Выбрать главу

— Не понимаешь, тогда мне тем более надо идти, потому что я понимаю и хочу, чтобы все понимали.

— Кто — все?

— Люди, человеки.

— Положи пальто. Ты можешь мне ответить, какой костер?

— Дай, я сначала оденусь.

— Не дам.

— Нет, дай!

Мама выпустила из рук пальто. Алена натянула его, схватила кашне, стала запихивать под воротник. «Первым делом к Раисе Русаковой, извиниться за «и-го-го!», потом к Сережке Жукову, рассказать ему про Марь Яну, посоветоваться, что делать. А завтра написать письмо Игорю Андреевичу, тоже извиниться». Она думала, что он «дуб», а он, оказывается, хороший главный инженер и просто не любит, когда раньше времени уходят с работы.

— Завтра отнесешь письмо Игорю Андреевичу, — сказала Алена. — Я ему напишу. Ты не думай, я напишу.

— Ладно, ладно, напишешь, только объясни мне, куда ты собралась, голодная?

— Пусть я лучше останусь голодная, чем так жить. Пусть я лучше умру, чем так!

— Как, Алешка? — Мама и хмурилась, и улыбалась и уже не знала, как себя держать с дочерью, как не отступить перед таким напором: — Куда тебе надо идти?

— И дырочек в сыре не было?

— Каких дырочек?

— Ты говорила, что дураков у нас много, одна Нюрка умная. Сейчас скажешь, какая Нюрка?

— Какая Нюрка, Алешка?

— Продавщица. Ты говорила, что она недовешивает по такому кусочку сыра, две дырочки не уместятся, а получаются из этих дырочек ковры и хрусталь.

Мама помогла Алене заправить шарф.

— Нет, ты скажи, из дырочек ковры получаются?

— Не знаю, Алешка.

— Не знаешь, а как же ты говорила? Не знаешь, а говоришь.

— Не знала я, что ты это слышишь и об этом думаешь. Какие странные мысли в твоей голове.

Алена не дала маме поправить вязаную шапочку, сдернула ее с головы, выбежала на лестничную площадку и там надела, как получилось.
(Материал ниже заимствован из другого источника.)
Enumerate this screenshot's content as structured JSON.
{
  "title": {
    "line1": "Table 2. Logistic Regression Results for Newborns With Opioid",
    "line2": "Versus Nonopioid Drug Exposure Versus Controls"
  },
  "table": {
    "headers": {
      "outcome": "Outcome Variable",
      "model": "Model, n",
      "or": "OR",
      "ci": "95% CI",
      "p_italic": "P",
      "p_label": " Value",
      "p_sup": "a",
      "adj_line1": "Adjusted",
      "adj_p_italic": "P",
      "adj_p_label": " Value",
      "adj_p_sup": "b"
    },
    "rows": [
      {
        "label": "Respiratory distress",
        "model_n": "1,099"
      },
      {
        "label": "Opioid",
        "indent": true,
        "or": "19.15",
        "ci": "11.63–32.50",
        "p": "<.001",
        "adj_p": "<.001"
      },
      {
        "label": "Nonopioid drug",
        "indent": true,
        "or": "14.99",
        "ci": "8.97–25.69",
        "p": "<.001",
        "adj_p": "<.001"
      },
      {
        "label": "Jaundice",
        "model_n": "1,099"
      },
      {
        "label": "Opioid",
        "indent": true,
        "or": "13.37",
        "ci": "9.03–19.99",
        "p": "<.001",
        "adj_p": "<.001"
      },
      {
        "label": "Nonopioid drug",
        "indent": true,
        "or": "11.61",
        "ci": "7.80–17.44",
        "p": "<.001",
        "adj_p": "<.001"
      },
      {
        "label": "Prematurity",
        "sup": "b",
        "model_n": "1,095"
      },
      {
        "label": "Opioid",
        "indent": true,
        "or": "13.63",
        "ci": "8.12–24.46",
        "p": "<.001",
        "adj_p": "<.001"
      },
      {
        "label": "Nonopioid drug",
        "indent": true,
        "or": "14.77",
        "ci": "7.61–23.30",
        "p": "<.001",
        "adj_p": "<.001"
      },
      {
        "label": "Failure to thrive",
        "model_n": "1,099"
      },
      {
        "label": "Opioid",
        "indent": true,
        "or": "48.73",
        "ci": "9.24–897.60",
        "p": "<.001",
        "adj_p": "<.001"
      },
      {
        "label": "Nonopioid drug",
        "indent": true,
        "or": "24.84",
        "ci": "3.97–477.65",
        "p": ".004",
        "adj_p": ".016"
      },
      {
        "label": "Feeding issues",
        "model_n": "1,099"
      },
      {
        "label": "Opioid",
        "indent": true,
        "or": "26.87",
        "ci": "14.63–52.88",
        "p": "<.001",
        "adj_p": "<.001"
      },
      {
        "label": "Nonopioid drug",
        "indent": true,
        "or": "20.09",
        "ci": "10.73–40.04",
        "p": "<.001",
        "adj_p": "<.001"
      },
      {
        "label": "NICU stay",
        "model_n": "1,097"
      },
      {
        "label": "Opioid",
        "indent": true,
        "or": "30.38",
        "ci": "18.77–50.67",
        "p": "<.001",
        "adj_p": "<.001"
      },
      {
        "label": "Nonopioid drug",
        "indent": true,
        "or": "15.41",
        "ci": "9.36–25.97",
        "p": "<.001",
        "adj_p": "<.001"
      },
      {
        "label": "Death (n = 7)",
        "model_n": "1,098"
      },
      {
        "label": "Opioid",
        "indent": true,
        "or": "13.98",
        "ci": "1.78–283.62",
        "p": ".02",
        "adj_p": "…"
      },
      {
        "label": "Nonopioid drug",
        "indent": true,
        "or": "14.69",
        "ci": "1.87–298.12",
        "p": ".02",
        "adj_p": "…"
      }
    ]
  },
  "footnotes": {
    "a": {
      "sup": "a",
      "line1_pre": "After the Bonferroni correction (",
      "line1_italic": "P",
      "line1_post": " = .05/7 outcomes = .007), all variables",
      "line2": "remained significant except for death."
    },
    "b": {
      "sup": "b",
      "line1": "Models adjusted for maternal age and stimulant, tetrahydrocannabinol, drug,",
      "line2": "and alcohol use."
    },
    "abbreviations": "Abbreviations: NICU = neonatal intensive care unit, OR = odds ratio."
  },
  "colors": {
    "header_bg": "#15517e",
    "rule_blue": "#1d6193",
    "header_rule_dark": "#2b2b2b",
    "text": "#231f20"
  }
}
Трезвым отец Раисы Русаковой любил играть в шашки. Он сидел в майке за столом, думал над очередным ходом. Кисть правой руки и указательный палец забинтованы. Наконец, он сделал ход, двинул забинтованным указательным пальцем шашку и громко крикнул в коридор:

— Ходи!

Никто не появился. Он крикнул еще раз:

— Балда Иванна!

Вошла мать Раисы, женщина с усталым лицом, жиденькими волосами, собранными на затылке в узел, поставила на стол пирог и сахарницу.

— Ходи! — нетерпеливо сказал муж.

Жена вытерла руки о фартук, тоскливо посмотрела на доску.

— Варенье какое поставить? Вишневое или черноплодную?

— Ты ходи сначала.

Она вздохнула, не присаживаясь на стул, склонилась над доской, двинула шашку.

— Балда Иванна ты и есть. Раз, два, три. Одним махом трех убивахом.

— Ну, и слава богу, — сказала жена с облегчением и хотела уйти, но муж не пустил.

— Садись на мое место. А я возьму твою позицию и выиграю.

Он обнял жену за плечи и повел к своему стулу.

— Да не хочу я, не умею! — вырвалась жена. — Что ты пристал со своими сашками? Мало мне этих сашек-пышек на кухне?

По радио передавали марш.

Русаков включил радио на полную громкость, поймал жену за одну руку, потом за другую, попытался закружить под марш.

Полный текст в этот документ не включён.